Warning shots were fired to prevent an unarmed international military observer mission from entering Ukraine's Russian-occupied Crimea yesterday, as new confrontations between Russian and Ukrainian troops raised tension ever higher.
Russia's seizure of the Black Sea peninsula has so far been bloodless, but its forces have become aggressive towards Ukrainian troops, who are trapped in bases and have offered no resistance. Tempers have grown hotter in the last two days, since the region's pro-Moscow leadership declared it part of Russia and announced a March 16 referendum to confirm it.
A spokeswoman for the Organisation for Security and Cooperation in Europe (OSCE) said no-one was hurt when shots were fired to turn back its mission of more than 40 unarmed observers, who have been invited to the region by Kiev but do not have permission from Crimea's pro-Russian separatist regional authorities.
They had been turned back twice before, but this was the first time shots were fired.
Kiev's security council said it had been targeted by hackers in a "massive" denial of service attack designed to cripple its computers. The national news agency was also hit, it said.
President Vladimir Putin declared a week ago that Russia had the right to invade Ukraine to protect Russian citizens, and his parliament has voted to change the law to make it easier to annex territory.
The pro-Moscow authorities have ordered all remaining Ukrainian troop detachments in Crimea to disarm and surrender, but at several locations they have refused to yield.

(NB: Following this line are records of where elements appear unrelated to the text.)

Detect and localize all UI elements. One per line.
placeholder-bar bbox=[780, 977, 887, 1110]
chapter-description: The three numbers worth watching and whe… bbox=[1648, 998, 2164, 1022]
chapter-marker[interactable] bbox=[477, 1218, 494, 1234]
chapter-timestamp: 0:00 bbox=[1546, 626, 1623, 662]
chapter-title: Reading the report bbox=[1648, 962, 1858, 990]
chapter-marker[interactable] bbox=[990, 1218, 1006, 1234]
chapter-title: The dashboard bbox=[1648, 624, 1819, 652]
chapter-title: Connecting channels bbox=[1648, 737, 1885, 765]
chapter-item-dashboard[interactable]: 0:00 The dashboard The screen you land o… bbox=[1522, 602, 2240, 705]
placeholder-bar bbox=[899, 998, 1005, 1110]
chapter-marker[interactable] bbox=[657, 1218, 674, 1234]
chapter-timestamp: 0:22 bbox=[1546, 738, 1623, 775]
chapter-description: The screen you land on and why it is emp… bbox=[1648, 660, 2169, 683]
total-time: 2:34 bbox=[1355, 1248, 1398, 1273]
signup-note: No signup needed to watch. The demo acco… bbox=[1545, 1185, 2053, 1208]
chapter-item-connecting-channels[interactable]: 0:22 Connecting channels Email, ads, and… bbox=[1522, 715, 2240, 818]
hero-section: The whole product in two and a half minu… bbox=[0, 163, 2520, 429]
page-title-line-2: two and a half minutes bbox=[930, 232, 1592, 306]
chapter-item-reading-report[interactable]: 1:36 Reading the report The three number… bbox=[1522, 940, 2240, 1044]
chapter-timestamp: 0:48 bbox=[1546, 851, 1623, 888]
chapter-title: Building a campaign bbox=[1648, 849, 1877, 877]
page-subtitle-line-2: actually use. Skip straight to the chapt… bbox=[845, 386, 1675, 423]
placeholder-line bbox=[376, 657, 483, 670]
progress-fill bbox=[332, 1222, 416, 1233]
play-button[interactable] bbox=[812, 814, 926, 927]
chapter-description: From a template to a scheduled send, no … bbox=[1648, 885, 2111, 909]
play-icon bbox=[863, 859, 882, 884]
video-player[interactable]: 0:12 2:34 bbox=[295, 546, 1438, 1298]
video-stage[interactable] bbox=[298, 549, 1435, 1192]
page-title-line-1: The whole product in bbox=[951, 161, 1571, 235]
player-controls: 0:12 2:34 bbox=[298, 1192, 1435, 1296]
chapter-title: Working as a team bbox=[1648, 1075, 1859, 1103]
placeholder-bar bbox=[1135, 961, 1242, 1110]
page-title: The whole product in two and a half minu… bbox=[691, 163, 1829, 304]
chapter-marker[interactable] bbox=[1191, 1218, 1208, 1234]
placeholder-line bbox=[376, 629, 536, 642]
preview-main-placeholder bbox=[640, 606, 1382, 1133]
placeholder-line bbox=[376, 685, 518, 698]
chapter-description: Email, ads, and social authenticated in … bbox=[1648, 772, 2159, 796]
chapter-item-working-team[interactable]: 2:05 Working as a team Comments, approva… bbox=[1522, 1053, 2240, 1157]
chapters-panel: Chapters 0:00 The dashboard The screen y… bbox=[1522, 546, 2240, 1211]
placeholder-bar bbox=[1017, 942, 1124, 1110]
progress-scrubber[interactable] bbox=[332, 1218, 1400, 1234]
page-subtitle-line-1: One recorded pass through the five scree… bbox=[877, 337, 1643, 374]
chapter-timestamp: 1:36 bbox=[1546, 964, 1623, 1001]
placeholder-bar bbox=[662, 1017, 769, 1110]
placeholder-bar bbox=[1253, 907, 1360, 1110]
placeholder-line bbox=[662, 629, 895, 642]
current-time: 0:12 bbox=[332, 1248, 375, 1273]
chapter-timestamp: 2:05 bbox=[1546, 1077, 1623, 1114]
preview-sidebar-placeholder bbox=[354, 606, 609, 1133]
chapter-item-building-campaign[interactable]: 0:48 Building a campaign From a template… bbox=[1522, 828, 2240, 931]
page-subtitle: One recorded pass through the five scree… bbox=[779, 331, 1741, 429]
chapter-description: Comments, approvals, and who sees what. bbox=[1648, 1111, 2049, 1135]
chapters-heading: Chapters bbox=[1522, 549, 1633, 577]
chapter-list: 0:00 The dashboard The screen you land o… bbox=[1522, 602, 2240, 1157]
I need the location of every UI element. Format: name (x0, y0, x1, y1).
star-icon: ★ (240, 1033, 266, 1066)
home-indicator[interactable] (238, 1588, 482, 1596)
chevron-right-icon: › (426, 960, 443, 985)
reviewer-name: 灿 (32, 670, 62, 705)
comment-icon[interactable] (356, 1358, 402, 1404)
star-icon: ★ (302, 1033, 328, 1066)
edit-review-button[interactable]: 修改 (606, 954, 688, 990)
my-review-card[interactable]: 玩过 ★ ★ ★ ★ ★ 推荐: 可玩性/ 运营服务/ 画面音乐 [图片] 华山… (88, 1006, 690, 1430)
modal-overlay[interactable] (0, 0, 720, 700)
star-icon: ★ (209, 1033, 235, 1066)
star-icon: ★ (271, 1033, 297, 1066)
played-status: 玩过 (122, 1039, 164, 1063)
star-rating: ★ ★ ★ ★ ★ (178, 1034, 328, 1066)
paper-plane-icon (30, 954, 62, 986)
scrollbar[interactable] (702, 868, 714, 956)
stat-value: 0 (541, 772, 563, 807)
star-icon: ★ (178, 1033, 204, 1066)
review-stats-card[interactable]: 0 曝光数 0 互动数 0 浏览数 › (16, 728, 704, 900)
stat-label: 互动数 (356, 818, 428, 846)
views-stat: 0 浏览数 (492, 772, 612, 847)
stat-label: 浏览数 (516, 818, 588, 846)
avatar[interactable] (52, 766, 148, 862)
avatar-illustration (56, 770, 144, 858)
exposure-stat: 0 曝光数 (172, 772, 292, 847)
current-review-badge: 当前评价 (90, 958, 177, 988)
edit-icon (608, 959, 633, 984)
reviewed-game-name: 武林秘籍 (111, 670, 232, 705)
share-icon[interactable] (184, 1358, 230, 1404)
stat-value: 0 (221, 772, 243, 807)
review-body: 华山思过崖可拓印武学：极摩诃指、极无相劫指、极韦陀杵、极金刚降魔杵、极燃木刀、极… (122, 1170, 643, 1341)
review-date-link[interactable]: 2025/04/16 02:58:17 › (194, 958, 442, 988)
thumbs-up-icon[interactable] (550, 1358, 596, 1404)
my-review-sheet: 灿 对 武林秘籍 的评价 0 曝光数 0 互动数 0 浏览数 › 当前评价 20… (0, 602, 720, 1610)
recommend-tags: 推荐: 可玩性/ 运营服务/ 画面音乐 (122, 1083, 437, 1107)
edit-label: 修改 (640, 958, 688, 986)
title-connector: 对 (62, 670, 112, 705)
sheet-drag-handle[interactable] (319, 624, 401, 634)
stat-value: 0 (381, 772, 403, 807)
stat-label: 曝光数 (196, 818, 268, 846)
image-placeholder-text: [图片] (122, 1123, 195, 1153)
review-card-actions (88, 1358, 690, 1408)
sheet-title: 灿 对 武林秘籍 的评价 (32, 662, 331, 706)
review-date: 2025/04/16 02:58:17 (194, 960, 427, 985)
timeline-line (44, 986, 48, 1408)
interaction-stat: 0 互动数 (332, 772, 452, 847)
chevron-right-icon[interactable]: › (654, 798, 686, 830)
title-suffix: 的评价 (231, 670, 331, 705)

On Friday night, Russian troops drove a truck into a missile defence post in Sevastopol and took control of it. Ukraine's border service said Russian troops also seized a border guard outpost in the east of the peninsula, kicking the Ukrainian officers and their families out of their apartments in the middle of the night.
"The situation is changed. Tensions are much higher now. You have to go. You can't film here," a Russian soldier carrying a heavy machine gun told journalists at a Ukrainian navy base in Novozernoye.
Vadim Filipenko, the Ukrainian deputy commander at the base, said: "Things are difficult and the atmosphere has got worse. The Russians threaten us when we go and get food supplies and point their guns at us."